In Sub Saharan Africa, where growth is forecast to be a much faster 23% and where, outside South Africa and a few other countries, there are far fewer people with hospitality industry experience, we see three major trends: an influx of top management from abroad, a battle for talented middle management, and substantial investment in training programmes.

The first is controversial – all those people in Africa seeking jobs, and the hotel sector brings in expatiate management staff?  Well, that’s because there is a real need, and the employment of large numbers of local staff relies on it.  Look at Kenya, where there are very few expatriate hotel managers.  Why is that? Because the level of education there tends to be much higher than in other regions, especially in West Africa.  There are just not enough trained and experienced indigenous hotel managers in countries like Nigeria to fill the positions available.  Added to that, the international hotel chains need someone to lead their operations who is steeped in the company’s culture, their systems and procedures.

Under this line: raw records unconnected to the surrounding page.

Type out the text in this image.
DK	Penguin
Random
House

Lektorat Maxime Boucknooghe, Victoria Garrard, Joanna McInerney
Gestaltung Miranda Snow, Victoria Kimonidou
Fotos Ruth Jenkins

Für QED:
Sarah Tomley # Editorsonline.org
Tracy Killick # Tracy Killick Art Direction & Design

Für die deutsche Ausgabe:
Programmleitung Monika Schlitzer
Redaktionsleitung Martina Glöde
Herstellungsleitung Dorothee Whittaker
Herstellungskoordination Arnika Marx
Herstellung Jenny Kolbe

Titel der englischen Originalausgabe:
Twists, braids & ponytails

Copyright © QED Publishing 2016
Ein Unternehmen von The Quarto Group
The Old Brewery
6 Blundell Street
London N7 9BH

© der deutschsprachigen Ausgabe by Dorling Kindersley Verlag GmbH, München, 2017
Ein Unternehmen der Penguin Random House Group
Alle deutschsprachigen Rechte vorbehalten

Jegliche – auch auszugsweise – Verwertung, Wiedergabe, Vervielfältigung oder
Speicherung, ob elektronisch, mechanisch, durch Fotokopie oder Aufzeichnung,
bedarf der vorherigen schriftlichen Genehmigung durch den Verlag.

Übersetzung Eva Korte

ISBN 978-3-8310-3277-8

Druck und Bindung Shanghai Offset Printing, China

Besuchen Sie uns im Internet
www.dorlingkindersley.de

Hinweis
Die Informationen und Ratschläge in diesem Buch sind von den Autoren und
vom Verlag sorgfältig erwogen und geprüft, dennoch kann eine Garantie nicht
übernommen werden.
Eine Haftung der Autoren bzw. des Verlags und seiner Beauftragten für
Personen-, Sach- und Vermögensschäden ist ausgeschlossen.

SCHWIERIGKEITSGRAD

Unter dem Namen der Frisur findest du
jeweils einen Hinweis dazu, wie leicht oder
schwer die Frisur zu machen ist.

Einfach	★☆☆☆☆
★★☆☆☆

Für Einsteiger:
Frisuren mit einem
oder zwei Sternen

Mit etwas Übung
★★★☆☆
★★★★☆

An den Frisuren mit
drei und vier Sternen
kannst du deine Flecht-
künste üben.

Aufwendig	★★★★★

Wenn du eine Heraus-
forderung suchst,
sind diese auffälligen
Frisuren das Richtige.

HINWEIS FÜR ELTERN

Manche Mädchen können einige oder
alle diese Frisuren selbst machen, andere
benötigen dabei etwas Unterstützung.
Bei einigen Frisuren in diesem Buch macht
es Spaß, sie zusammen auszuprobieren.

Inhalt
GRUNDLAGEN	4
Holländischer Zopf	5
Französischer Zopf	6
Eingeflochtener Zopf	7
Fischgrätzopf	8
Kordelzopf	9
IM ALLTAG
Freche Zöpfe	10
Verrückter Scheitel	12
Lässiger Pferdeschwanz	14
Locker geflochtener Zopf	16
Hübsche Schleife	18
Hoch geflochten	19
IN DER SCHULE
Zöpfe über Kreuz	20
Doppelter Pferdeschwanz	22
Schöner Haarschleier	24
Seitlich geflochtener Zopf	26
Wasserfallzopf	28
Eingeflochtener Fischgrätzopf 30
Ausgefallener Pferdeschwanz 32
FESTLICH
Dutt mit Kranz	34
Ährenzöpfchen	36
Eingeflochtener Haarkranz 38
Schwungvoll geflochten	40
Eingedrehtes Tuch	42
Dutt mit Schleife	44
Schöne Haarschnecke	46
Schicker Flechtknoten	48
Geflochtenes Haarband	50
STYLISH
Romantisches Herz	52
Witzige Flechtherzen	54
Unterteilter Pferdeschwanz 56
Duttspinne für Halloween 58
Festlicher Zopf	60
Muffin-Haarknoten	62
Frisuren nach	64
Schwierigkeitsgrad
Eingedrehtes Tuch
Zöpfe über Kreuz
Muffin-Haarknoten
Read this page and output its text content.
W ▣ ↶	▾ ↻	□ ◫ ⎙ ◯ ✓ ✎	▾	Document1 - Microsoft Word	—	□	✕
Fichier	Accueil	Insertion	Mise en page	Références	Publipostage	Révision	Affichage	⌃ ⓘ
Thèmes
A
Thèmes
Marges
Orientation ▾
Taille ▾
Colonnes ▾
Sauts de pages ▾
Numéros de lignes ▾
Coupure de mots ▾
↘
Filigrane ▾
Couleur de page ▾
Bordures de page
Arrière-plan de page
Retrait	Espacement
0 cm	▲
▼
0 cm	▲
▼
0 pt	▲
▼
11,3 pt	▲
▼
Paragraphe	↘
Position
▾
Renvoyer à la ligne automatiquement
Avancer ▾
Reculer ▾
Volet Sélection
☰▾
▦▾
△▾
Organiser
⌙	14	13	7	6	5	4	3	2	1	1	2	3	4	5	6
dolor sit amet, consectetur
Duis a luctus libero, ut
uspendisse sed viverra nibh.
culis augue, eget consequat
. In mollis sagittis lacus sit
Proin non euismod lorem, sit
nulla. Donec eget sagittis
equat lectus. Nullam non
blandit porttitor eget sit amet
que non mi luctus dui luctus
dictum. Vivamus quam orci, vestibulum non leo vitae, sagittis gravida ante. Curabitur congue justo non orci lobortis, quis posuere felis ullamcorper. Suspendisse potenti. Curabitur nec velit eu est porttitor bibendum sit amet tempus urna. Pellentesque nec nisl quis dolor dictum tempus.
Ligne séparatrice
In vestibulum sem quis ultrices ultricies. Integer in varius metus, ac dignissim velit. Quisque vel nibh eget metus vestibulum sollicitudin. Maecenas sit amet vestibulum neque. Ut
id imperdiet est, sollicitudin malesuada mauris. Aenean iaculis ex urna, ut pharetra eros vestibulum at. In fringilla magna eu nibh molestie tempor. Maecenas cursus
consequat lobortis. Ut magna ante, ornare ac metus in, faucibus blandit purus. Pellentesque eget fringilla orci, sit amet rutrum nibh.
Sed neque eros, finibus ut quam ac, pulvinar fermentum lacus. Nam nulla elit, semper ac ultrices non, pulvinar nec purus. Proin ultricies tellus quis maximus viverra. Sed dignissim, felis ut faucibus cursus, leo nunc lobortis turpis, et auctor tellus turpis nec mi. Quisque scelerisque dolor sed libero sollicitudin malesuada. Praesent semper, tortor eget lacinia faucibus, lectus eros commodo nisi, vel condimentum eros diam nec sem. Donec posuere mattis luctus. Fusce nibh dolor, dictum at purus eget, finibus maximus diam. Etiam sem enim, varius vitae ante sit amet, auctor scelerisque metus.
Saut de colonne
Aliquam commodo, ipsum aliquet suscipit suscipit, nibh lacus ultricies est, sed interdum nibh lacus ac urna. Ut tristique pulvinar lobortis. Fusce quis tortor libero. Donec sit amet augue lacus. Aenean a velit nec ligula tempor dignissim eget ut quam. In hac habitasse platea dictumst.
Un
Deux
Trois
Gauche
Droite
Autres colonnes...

Yes, that will change over time, and it is going to be slow, but an indigenisation programme is not just socially responsible – it makes good economic sense.  Think of the cost of relocating a hotel manager and his family from another region of the world to Africa, the housing, children’s schooling, flights back home twice a year, medical insurance, and so on.  That adds up to a large sum, so any international hotel chain wants to keep the number of expatriates to a minimum, and because of the financial model of hotel management agreements, is incentivised to do so.

The war for good middle management is “normal”, but when growth is rapid, as is occurring in countries such as Nigeria and Ghana, there’s a problem.  Employers (mostly in the non-branded sector) with little or no experience poach a waiter from their competitor’s hotel, and make him or her restaurant manager.  Another employer poaches the restaurant manager from another hotel, and makes him their food and beverage manager, who then becomes the general manager of another hotel – all within the space of a very few years.  There is no skills training taking place, and virtually no experience being gained, and without both, the employee, the employer and the guest all suffer.  You never appreciate the value of experience, until you have it!

Training programmes are therefore essential, both in-house and in the formal education sector.  Given the almost total lack of useful government intervention in that sphere, at least in West Africa, the private sector must take the lead.  Complaining about the lack of government training schools for the industry will get us nowhere!  “But why should I train my staff, when the competition will just go and poach them?”  That is an actual quote from a Lagos hotel owner.  This tortured logic is, of course, a death knell for that person’s business, but not the industry as a whole, because others are more enlightened, particularly (but by no means only) the international and regional chains.

They have raised the bar in many places here in West Africa, and it looks like, from those figures I quoted before, they will (and must) continue to do so.